Kos of Kos wrote about Hungary’s authoritarian Prime Minister Viktor Orbán:
Orbán shares MAGA’s worldview down to the bone: a politics rooted in white nationalism, xenophobia, bigotry toward LGBTQ+ people, fearmongering about immigrants, and open contempt for liberal democratic institutions. He’s taken a sledgehammer to press freedom, and rewritten Hungary’s Constitution multiple times to attempt to entrench permanent one-party rule.
Who needs a think tank like the Heritage Foundation when MAGA can just follow the Orbán blueprint?
...
Orbán took what was once one of Europe’s rising post-Soviet democracies and ran it into the ground. Today, Hungary is the poorest country in the European Union, while the nation continues to suffer some of the highest inflation rates in the bloc. Ironically, Trump’s tariffs are compounding the country’s ills.
Furthermore, Hungary is hemorrhaging young people. Its economy is increasingly dependent on authoritarian allies, like China and Russia.

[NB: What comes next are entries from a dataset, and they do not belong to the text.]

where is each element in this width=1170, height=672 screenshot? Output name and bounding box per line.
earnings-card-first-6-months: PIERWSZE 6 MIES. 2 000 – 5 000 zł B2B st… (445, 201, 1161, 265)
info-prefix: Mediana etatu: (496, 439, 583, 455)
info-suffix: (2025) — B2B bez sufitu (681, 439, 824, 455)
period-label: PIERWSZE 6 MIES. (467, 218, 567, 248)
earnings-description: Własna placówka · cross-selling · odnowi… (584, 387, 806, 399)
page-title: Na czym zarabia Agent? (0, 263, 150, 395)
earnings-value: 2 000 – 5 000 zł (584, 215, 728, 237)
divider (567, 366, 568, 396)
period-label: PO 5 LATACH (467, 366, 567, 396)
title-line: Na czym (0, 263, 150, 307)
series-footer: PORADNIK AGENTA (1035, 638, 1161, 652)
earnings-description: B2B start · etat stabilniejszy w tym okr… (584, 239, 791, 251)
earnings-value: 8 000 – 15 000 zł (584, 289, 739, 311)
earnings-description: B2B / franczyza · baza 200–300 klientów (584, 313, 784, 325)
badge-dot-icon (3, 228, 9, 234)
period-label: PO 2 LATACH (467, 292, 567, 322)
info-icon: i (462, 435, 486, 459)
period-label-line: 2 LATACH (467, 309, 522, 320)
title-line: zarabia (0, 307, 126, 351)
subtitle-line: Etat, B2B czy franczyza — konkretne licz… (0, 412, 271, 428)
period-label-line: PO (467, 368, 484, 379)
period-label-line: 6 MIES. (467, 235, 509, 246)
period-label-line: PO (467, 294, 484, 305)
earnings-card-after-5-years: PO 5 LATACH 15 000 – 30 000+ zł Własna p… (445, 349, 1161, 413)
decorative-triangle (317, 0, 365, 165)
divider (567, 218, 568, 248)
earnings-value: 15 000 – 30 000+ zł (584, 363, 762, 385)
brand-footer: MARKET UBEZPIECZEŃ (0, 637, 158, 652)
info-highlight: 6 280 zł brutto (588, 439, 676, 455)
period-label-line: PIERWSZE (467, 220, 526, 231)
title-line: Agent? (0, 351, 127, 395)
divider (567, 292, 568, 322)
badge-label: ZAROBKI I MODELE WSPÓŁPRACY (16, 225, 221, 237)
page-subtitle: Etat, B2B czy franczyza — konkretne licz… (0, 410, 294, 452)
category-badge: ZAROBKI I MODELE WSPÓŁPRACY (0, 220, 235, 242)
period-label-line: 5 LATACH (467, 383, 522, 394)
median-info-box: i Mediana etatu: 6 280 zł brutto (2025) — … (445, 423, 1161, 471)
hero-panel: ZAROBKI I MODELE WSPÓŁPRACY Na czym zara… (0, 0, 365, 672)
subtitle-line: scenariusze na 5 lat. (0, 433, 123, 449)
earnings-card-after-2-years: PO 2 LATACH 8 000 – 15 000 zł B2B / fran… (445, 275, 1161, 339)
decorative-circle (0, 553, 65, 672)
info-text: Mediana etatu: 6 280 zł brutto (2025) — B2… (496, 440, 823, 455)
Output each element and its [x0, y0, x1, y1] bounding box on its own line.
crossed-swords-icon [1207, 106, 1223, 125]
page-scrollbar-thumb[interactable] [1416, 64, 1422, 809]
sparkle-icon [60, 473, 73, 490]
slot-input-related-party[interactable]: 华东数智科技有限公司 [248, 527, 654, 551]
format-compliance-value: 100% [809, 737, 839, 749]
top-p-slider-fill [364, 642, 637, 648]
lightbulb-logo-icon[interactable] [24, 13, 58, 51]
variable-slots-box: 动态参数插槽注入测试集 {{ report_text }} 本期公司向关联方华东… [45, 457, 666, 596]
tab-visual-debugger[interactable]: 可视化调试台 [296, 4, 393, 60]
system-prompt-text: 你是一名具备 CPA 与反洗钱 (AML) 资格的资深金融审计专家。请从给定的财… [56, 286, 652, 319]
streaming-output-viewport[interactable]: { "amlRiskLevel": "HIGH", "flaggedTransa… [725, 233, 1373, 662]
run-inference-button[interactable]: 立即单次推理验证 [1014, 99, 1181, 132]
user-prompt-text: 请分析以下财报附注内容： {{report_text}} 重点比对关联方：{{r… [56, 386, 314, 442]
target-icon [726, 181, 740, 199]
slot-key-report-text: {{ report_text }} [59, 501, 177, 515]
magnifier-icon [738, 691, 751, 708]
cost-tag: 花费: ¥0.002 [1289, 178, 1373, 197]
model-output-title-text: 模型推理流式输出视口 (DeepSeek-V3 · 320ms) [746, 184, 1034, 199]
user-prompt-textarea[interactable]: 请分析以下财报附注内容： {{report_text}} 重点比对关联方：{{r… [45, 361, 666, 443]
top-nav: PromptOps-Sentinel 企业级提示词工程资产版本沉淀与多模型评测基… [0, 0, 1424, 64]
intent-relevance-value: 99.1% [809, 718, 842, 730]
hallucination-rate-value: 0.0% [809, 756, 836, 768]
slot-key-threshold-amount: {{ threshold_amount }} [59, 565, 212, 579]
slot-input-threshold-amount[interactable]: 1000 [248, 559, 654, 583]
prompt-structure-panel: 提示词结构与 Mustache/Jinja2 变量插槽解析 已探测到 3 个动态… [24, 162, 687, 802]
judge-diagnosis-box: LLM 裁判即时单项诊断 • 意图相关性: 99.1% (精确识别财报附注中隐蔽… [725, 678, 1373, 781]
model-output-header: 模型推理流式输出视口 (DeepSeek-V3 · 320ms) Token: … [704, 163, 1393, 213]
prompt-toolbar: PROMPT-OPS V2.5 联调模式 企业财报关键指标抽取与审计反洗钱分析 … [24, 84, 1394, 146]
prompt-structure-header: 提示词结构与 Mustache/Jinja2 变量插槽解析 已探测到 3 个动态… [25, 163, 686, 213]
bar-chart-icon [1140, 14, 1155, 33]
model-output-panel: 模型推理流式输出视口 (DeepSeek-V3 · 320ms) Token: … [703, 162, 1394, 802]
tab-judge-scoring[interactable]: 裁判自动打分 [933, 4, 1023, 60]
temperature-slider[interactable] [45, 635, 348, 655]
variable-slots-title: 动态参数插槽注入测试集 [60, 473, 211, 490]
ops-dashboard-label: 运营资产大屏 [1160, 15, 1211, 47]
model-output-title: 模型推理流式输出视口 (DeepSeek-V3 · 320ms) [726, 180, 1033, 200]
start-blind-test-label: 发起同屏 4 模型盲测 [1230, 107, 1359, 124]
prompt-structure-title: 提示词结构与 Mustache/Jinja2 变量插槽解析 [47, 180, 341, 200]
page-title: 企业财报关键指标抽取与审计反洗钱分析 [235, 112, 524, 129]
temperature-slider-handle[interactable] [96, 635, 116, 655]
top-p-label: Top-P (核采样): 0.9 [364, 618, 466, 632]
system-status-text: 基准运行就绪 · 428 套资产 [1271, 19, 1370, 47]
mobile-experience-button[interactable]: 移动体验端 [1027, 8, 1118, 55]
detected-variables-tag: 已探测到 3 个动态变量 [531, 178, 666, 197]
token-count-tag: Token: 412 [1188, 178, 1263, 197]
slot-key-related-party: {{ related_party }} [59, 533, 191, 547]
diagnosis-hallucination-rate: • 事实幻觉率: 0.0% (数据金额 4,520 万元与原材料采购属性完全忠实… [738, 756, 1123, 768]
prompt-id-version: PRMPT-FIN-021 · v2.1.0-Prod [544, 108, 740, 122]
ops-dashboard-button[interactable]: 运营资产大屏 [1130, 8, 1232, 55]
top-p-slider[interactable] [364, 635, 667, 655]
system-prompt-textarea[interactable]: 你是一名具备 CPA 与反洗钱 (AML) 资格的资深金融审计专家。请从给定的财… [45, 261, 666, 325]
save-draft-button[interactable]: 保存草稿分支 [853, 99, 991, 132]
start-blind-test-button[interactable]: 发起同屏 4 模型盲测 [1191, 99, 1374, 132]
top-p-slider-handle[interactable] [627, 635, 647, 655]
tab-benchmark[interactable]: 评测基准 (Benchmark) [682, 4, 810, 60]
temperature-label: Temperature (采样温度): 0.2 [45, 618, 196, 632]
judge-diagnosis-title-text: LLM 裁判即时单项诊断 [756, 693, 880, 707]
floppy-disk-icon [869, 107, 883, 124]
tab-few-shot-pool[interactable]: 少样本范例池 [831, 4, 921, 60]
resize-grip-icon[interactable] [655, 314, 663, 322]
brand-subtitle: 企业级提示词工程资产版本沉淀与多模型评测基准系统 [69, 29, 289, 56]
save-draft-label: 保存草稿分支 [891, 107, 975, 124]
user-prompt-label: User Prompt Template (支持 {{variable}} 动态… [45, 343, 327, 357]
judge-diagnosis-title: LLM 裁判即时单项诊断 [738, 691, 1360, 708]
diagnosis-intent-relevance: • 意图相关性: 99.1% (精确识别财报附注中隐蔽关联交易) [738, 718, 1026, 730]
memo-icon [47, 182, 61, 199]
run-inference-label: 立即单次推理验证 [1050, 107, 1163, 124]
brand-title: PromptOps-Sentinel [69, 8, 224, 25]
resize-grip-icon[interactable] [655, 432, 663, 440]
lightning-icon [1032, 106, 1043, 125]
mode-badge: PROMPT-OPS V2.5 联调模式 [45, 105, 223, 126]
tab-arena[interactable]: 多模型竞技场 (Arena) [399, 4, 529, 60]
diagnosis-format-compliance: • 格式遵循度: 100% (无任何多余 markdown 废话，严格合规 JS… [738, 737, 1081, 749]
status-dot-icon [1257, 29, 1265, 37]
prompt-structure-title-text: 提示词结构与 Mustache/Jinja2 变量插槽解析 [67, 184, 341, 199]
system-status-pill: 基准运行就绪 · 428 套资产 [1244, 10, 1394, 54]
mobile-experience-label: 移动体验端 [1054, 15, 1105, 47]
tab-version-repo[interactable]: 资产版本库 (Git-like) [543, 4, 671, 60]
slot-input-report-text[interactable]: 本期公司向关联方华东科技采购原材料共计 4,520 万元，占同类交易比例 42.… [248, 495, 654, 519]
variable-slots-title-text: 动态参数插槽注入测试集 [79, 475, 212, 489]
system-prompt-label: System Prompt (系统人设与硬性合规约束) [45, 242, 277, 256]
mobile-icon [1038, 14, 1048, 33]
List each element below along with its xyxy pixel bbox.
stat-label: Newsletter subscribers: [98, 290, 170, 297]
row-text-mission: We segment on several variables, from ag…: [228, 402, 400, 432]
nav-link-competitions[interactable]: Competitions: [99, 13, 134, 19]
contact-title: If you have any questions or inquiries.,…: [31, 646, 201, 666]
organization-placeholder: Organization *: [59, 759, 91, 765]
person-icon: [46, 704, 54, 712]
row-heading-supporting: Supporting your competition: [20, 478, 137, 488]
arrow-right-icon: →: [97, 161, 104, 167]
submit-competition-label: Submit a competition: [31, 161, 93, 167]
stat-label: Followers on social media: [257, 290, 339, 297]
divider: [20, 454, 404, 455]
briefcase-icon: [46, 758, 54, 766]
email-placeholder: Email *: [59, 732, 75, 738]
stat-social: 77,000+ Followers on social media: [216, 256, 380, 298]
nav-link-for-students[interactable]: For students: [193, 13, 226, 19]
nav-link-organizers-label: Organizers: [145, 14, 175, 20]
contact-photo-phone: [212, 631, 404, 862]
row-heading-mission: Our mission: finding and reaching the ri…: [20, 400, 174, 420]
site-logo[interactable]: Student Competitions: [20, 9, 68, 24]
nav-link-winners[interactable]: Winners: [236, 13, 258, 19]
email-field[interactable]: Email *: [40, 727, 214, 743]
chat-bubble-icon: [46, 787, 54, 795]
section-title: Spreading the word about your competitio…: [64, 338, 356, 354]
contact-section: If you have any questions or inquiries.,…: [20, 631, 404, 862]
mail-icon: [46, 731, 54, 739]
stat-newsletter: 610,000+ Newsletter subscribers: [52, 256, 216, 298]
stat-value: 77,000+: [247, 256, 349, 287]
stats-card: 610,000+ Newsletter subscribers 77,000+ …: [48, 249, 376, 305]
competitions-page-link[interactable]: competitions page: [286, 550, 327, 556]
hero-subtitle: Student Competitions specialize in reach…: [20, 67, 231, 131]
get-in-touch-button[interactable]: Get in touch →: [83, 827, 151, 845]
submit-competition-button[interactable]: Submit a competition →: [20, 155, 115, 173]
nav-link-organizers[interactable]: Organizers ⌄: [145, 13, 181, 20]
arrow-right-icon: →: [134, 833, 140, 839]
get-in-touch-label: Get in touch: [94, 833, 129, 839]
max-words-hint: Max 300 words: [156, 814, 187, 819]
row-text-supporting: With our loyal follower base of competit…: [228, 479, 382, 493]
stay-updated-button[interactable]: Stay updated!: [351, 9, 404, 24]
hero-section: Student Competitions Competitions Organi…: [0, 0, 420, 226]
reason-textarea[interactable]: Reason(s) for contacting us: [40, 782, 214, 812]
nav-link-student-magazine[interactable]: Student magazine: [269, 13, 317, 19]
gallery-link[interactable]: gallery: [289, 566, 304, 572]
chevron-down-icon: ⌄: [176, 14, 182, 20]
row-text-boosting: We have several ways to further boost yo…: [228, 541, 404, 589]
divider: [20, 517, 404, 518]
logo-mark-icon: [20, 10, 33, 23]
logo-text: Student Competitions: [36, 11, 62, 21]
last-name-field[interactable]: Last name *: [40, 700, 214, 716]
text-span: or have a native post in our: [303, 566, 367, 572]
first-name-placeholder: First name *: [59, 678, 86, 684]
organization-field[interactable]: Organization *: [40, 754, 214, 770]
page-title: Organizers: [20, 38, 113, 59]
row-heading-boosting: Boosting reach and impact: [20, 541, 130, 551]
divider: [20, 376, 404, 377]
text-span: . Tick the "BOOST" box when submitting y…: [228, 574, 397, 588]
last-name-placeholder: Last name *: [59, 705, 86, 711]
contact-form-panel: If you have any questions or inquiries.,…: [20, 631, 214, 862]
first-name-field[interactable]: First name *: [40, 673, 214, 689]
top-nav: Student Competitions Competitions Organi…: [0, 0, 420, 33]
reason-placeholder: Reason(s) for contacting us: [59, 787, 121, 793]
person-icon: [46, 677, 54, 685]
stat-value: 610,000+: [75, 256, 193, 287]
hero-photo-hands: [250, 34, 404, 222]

It’s isolated from its neighbors, distrusted by democratic partners, and rapidly becoming a cautionary tale for the rest of Europe.
The opposition party Tisza holds a 15% lead in polling for next year’s Parliament elections, though no date has been set.
Authoritarianism produces poverty, political isolation, and moral rot. In America the nasty guy doesn’t care about how is working-class base is faring economically and MAGA fans ignore that Orbán has crashed Hungary’s economy. It’s enough they hate the right people.
At the 80th anniversary of the founding of the United Nations an Associated Press article posted on Kos discussed the current state of the institution.
The UN was founded on June 26, 1945. This was after Germany had surrendered, but before Japan did. There were 50 charter members with 193 members now. The first words of the Charter were “to save succeeding generations from the scourge of war.” There has not been a WWIII, and we can thank the UN for that, but there has been war.
Right now there is war in Gaza, Ukraine, Sudan, Congo, Haiti, Myanmar, Israel-Iran, and smaller skirmishes around the world.
Diplomats at the UN are anxious because the nasty guy wants to review all the UN agencies. He’s also said the US will cut is contribution and other countries will as well, so the UN is facing 20% job cuts.
The UN still sends out peacekeeping missions and small states don’t worry about larger neighbors occupying them. There is wide praise for UN agencies, especially those dealing with hunger, refugees, and children. There is also praise for the International Atomic Energy Agency, the nuclear watchdog, and the International Telecommunications Union, which allocates global radio spectrum and satellite orbits, among other things. And it remains an essential place for diplomats from around the world to meet, even if there is no results.
Things not going well are: The gridlock in the Security Council’s permanent members of Russia, China, Britain, France, and the US. And a lot of the global issues, like climate change, aren’t getting addressed.
Ian Bremmer, who heads the Eurasia Group, a political risk and consulting firm, said the Trump administration’s attempts to undermine the United Nations — which the United States conceived in 1945 — will make China more important. With Trump exiting from the World Health Organization, the U.N. agency helping Palestinian refugees known as UNRWA and cutting humanitarian funding, he said, China will become “the most influential and the most deep-pocketed” in those agencies.
Bremmer, who calls himself a close adviser to Guterres, insisted the United Nations remains relevant — “with no caveats.”
“It’s a relatively poorly resourced organization. It has no military capabilities. It has no autonomous foreign policy,” Bremmer said. “But its legitimacy and its credibility in speaking for 8 billion people on this little planet of ours is unique."